The reforms are a landmark in China's efforts to liberalize its capital markets and Beijing will want a smooth implementation of changes to the $1.3 trillion ChiNext board. Yet demand for new shares may suck funds from existing equities which are looking expensive after the index surged almost 50 percent this year. New share sales won't be subject to price caps in the first five trading days, while daily limits on existing stocks will double to 20 percent.
"There is no doubt we will see greater volatility in ChiNext market after new rules are implemented, especially given the recent pressure it has faced following huge gains this year," said Jiang Liangqing, a fund manager at Beijing-based Ruisen Capital Management.

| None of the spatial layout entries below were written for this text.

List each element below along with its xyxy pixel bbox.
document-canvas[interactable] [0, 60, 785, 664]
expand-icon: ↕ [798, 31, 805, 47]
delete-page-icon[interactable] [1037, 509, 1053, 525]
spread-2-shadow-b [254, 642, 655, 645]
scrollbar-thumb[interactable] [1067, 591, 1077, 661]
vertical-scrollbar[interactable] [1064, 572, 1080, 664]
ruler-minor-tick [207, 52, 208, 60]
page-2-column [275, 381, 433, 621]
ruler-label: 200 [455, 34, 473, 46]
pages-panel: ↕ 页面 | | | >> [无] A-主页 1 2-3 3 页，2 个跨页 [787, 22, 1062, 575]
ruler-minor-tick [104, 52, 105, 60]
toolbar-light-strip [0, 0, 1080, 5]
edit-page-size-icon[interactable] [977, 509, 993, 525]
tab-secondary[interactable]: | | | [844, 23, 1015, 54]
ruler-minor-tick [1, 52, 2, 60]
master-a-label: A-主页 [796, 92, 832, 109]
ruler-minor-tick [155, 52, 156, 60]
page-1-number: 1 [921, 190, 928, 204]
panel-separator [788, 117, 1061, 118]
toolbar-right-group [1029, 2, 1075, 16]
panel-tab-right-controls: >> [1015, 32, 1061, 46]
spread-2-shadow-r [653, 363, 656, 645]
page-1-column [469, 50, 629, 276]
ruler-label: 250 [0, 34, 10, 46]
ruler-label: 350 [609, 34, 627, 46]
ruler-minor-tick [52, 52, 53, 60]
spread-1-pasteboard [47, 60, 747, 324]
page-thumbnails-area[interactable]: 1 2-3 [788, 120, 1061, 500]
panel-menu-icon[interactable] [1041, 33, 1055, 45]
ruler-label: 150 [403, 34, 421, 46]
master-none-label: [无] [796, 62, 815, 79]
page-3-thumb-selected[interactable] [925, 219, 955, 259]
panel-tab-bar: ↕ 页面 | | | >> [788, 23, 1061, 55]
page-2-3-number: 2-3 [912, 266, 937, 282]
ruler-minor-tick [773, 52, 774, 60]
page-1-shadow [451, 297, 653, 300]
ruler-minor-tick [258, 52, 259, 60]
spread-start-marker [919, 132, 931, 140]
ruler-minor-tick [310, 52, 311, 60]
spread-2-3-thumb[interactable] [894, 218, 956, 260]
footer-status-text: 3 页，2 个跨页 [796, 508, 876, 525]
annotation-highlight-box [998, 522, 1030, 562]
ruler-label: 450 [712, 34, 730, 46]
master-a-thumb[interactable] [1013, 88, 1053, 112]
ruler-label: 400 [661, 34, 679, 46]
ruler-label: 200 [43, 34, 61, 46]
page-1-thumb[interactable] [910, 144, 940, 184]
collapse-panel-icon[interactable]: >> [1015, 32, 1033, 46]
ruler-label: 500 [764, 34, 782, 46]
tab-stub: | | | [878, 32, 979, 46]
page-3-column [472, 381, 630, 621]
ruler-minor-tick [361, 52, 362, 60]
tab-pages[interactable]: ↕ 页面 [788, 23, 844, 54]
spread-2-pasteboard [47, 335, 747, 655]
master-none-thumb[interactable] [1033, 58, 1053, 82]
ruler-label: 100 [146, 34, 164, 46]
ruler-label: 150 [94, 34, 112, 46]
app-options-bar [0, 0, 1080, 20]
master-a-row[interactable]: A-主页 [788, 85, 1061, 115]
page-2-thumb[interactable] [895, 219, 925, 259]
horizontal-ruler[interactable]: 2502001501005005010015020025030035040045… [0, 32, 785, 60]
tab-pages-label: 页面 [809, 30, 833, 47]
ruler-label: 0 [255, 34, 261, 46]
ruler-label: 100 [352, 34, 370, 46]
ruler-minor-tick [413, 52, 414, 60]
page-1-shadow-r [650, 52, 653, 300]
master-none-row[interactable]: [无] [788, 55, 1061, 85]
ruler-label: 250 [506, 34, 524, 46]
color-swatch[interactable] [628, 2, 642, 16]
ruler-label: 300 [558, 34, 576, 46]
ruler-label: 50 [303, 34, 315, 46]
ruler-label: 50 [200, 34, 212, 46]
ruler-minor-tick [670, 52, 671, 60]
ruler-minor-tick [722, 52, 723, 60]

The ChiNext trades at 37 times forward 12-month earnings versus a 14 multiple for the CSI 300 index. Around 800 existing ChiNext stocks will also commence trading under the wider 20 percent daily range, compared to 10 percent previously - a measure that has not yet been extended to the main boards of Shanghai and Shenzhen.
"It's a big milestone because it shows that reforms have now entered core areas of China's capital markets after last year's Star board debut," said Jiang, referring to the Nasdaq-style market in Shanghai that has relatively relaxed rules.
Investors greeted its opening last year with exuberance, as all stocks jumped an average of 140 percent by the close on the first trading day.